2 A simple graph is one in which any two vertices are directly connected by at most one arc and no vertex is directly connected to itself. A connected graph is one in which every vertex is joined, directly or indirectly, to every other vertex.
A simply connected graph is one that is both simple and connected.

1. Explain why there is no simply connected graph with exactly five vertices each of which is connected to exactly three others.

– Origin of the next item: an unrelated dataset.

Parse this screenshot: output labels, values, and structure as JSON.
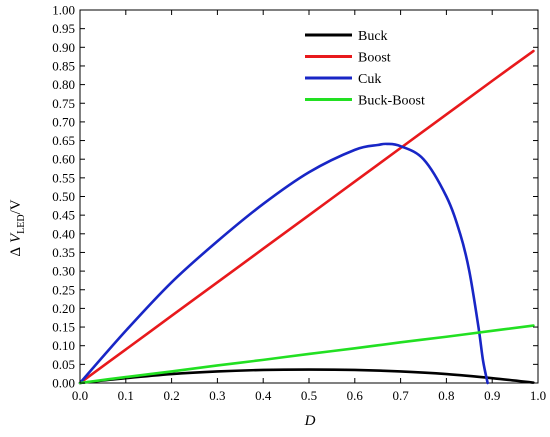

2. A simply connected graph has five vertices \(A , B , C , D\) and \(E\), in which \(A\) has order \(4 , B\) has order 2, \(C\) has order 3, \(D\) has order 3 and \(E\) has order 2. Explain how you know that the graph is semi-Eulerian and write down a semi-Eulerian trail on this graph. A network is formed from the graph in part (ii) by weighting the arcs as given in the table below.

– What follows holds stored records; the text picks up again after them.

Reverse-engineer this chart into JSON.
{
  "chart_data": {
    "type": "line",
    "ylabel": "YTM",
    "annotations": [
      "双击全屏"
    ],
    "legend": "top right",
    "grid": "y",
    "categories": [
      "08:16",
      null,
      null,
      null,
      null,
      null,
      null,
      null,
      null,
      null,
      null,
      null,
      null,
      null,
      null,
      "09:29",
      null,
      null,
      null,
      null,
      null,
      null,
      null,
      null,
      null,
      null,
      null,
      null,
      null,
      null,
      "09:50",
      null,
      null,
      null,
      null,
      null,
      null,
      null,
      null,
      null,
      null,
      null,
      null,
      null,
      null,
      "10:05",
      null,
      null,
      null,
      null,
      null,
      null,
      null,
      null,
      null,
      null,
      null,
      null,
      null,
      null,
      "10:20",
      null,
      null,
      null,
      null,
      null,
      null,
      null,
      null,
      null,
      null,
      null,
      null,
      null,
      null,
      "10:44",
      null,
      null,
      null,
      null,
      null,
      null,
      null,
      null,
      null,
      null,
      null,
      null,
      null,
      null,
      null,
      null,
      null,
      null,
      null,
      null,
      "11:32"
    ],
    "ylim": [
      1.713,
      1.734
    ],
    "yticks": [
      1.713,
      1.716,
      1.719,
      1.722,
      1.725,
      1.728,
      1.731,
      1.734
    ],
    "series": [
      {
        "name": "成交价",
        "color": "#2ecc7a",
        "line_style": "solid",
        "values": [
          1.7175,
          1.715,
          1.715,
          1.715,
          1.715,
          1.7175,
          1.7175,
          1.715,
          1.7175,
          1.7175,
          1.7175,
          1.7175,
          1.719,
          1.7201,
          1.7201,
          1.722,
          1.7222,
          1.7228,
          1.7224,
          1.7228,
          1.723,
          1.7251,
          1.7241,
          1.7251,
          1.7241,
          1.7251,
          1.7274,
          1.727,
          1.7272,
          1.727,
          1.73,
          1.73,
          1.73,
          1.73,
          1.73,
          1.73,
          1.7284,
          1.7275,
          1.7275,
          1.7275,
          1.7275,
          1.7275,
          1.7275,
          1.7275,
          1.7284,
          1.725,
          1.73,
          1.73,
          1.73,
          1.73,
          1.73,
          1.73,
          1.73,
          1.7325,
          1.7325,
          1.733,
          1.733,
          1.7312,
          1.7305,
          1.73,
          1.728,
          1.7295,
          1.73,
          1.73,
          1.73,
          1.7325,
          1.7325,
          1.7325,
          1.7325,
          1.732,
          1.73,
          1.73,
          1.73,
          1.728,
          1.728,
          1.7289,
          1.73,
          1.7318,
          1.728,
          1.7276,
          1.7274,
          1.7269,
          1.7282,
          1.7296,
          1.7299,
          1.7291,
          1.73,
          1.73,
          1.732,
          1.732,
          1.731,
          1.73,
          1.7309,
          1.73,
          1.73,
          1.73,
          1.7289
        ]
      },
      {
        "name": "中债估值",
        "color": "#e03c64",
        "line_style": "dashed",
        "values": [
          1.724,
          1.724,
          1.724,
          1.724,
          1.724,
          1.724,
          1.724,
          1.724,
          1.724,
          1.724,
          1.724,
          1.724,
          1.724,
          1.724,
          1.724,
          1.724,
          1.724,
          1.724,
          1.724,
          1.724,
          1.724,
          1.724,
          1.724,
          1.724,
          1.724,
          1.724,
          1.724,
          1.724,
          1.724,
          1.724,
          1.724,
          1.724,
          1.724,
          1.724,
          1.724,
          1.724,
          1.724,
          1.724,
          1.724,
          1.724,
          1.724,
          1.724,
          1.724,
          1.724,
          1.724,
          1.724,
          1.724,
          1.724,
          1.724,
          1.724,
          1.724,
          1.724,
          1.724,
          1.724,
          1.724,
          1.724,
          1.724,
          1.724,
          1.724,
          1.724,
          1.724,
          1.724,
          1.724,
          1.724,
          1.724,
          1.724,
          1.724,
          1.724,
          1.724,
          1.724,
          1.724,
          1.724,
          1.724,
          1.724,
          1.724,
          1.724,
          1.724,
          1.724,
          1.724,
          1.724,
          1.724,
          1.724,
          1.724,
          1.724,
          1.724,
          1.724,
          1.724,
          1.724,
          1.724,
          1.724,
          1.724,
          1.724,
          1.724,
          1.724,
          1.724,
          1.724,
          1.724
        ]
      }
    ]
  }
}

   	\(A\)	\(B\)	\(C\)	\(D\)	\(E\)
   \(A\)	-	5	3	8	2
   \(B\)	5	-	6	-	-
   \(C\)	3	6	-	7	-
   \(D\)	8	-	7	-	9
   \(E\)	2	-	-	9	-

3. Apply Prim's algorithm to the network, showing all your working, starting at vertex \(A\). Draw the resulting tree and state its total weight. A sixth vertex, \(F\), is added to the network using arcs \(C F\) and \(D F\), each of which has weight 6 .

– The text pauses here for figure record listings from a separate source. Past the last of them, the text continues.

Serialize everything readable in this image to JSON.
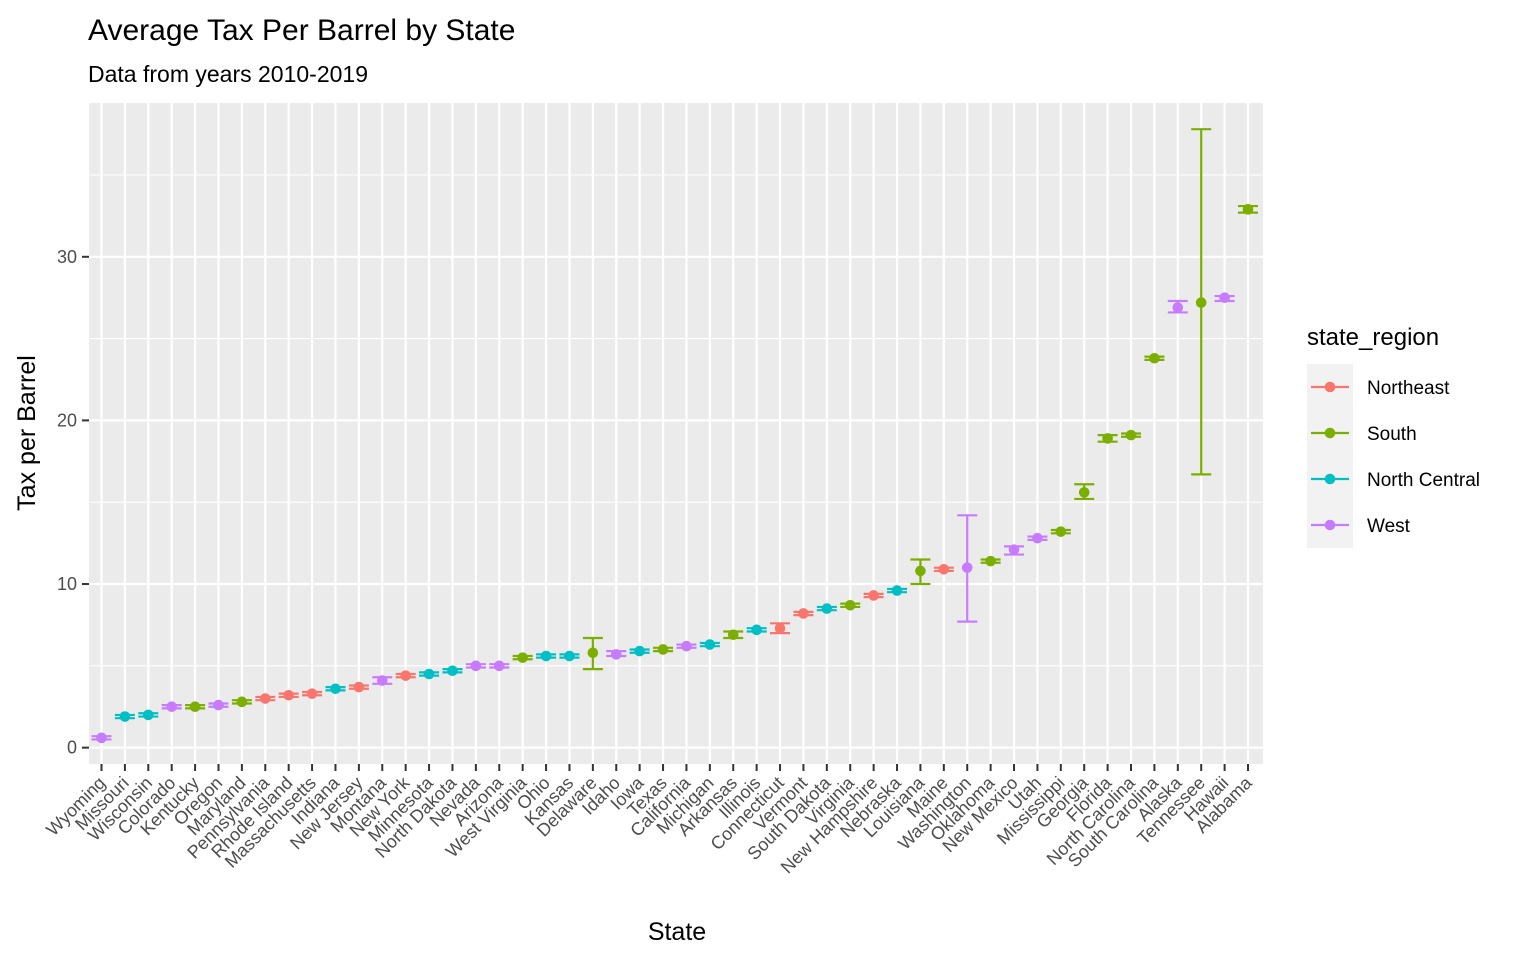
{
  "chart_data": {
    "type": "scatter",
    "title": "Average Tax Per Barrel by State",
    "subtitle": "Data from years 2010-2019",
    "xlabel": "State",
    "ylabel": "Tax per Barrel",
    "ylim": [
      -1.0,
      39.4
    ],
    "yticks": [
      0,
      10,
      20,
      30
    ],
    "grid": true,
    "error_bars": true,
    "legend": {
      "title": "state_region",
      "position": "right",
      "entries": [
        {
          "name": "Northeast",
          "color": "#F8766D"
        },
        {
          "name": "South",
          "color": "#7CAE00"
        },
        {
          "name": "North Central",
          "color": "#00BFC4"
        },
        {
          "name": "West",
          "color": "#C77CFF"
        }
      ]
    },
    "points": [
      {
        "state": "Wyoming",
        "region": "West",
        "value": 0.6,
        "low": 0.5,
        "high": 0.7
      },
      {
        "state": "Missouri",
        "region": "North Central",
        "value": 1.9,
        "low": 1.8,
        "high": 2.0
      },
      {
        "state": "Wisconsin",
        "region": "North Central",
        "value": 2.0,
        "low": 1.9,
        "high": 2.1
      },
      {
        "state": "Colorado",
        "region": "West",
        "value": 2.5,
        "low": 2.4,
        "high": 2.6
      },
      {
        "state": "Kentucky",
        "region": "South",
        "value": 2.5,
        "low": 2.4,
        "high": 2.6
      },
      {
        "state": "Oregon",
        "region": "West",
        "value": 2.6,
        "low": 2.5,
        "high": 2.7
      },
      {
        "state": "Maryland",
        "region": "South",
        "value": 2.8,
        "low": 2.7,
        "high": 2.9
      },
      {
        "state": "Pennsylvania",
        "region": "Northeast",
        "value": 3.0,
        "low": 2.9,
        "high": 3.1
      },
      {
        "state": "Rhode Island",
        "region": "Northeast",
        "value": 3.2,
        "low": 3.1,
        "high": 3.3
      },
      {
        "state": "Massachusetts",
        "region": "Northeast",
        "value": 3.3,
        "low": 3.2,
        "high": 3.4
      },
      {
        "state": "Indiana",
        "region": "North Central",
        "value": 3.6,
        "low": 3.5,
        "high": 3.7
      },
      {
        "state": "New Jersey",
        "region": "Northeast",
        "value": 3.7,
        "low": 3.6,
        "high": 3.8
      },
      {
        "state": "Montana",
        "region": "West",
        "value": 4.1,
        "low": 3.9,
        "high": 4.3
      },
      {
        "state": "New York",
        "region": "Northeast",
        "value": 4.4,
        "low": 4.3,
        "high": 4.5
      },
      {
        "state": "Minnesota",
        "region": "North Central",
        "value": 4.5,
        "low": 4.4,
        "high": 4.6
      },
      {
        "state": "North Dakota",
        "region": "North Central",
        "value": 4.7,
        "low": 4.6,
        "high": 4.8
      },
      {
        "state": "Nevada",
        "region": "West",
        "value": 5.0,
        "low": 4.9,
        "high": 5.1
      },
      {
        "state": "Arizona",
        "region": "West",
        "value": 5.0,
        "low": 4.9,
        "high": 5.1
      },
      {
        "state": "West Virginia",
        "region": "South",
        "value": 5.5,
        "low": 5.4,
        "high": 5.6
      },
      {
        "state": "Ohio",
        "region": "North Central",
        "value": 5.6,
        "low": 5.5,
        "high": 5.7
      },
      {
        "state": "Kansas",
        "region": "North Central",
        "value": 5.6,
        "low": 5.5,
        "high": 5.7
      },
      {
        "state": "Delaware",
        "region": "South",
        "value": 5.8,
        "low": 4.8,
        "high": 6.7
      },
      {
        "state": "Idaho",
        "region": "West",
        "value": 5.7,
        "low": 5.6,
        "high": 5.9
      },
      {
        "state": "Iowa",
        "region": "North Central",
        "value": 5.9,
        "low": 5.8,
        "high": 6.0
      },
      {
        "state": "Texas",
        "region": "South",
        "value": 6.0,
        "low": 5.9,
        "high": 6.1
      },
      {
        "state": "California",
        "region": "West",
        "value": 6.2,
        "low": 6.1,
        "high": 6.3
      },
      {
        "state": "Michigan",
        "region": "North Central",
        "value": 6.3,
        "low": 6.2,
        "high": 6.4
      },
      {
        "state": "Arkansas",
        "region": "South",
        "value": 6.9,
        "low": 6.7,
        "high": 7.1
      },
      {
        "state": "Illinois",
        "region": "North Central",
        "value": 7.2,
        "low": 7.1,
        "high": 7.3
      },
      {
        "state": "Connecticut",
        "region": "Northeast",
        "value": 7.3,
        "low": 7.0,
        "high": 7.6
      },
      {
        "state": "Vermont",
        "region": "Northeast",
        "value": 8.2,
        "low": 8.1,
        "high": 8.3
      },
      {
        "state": "South Dakota",
        "region": "North Central",
        "value": 8.5,
        "low": 8.4,
        "high": 8.6
      },
      {
        "state": "Virginia",
        "region": "South",
        "value": 8.7,
        "low": 8.6,
        "high": 8.8
      },
      {
        "state": "New Hampshire",
        "region": "Northeast",
        "value": 9.3,
        "low": 9.2,
        "high": 9.4
      },
      {
        "state": "Nebraska",
        "region": "North Central",
        "value": 9.6,
        "low": 9.5,
        "high": 9.7
      },
      {
        "state": "Louisiana",
        "region": "South",
        "value": 10.8,
        "low": 10.0,
        "high": 11.5
      },
      {
        "state": "Maine",
        "region": "Northeast",
        "value": 10.9,
        "low": 10.8,
        "high": 11.0
      },
      {
        "state": "Washington",
        "region": "West",
        "value": 11.0,
        "low": 7.7,
        "high": 14.2
      },
      {
        "state": "Oklahoma",
        "region": "South",
        "value": 11.4,
        "low": 11.3,
        "high": 11.5
      },
      {
        "state": "New Mexico",
        "region": "West",
        "value": 12.1,
        "low": 11.8,
        "high": 12.3
      },
      {
        "state": "Utah",
        "region": "West",
        "value": 12.8,
        "low": 12.7,
        "high": 12.9
      },
      {
        "state": "Mississippi",
        "region": "South",
        "value": 13.2,
        "low": 13.1,
        "high": 13.3
      },
      {
        "state": "Georgia",
        "region": "South",
        "value": 15.6,
        "low": 15.2,
        "high": 16.1
      },
      {
        "state": "Florida",
        "region": "South",
        "value": 18.9,
        "low": 18.7,
        "high": 19.1
      },
      {
        "state": "North Carolina",
        "region": "South",
        "value": 19.1,
        "low": 19.0,
        "high": 19.2
      },
      {
        "state": "South Carolina",
        "region": "South",
        "value": 23.8,
        "low": 23.7,
        "high": 23.9
      },
      {
        "state": "Alaska",
        "region": "West",
        "value": 26.9,
        "low": 26.6,
        "high": 27.3
      },
      {
        "state": "Tennessee",
        "region": "South",
        "value": 27.2,
        "low": 16.7,
        "high": 37.8
      },
      {
        "state": "Hawaii",
        "region": "West",
        "value": 27.5,
        "low": 27.3,
        "high": 27.6
      },
      {
        "state": "Alabama",
        "region": "South",
        "value": 32.9,
        "low": 32.7,
        "high": 33.1
      }
    ]
  }
}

4. Use your answer to part (iii) to write down a lower bound for the length of the minimum tour that visits every vertex of the extended network, finishing where it starts. Apply the nearest neighbour method, starting from vertex \(A\), to find an upper bound for the length of this tour. Explain why the nearest neighbour method fails if it is started from vertex \(F\).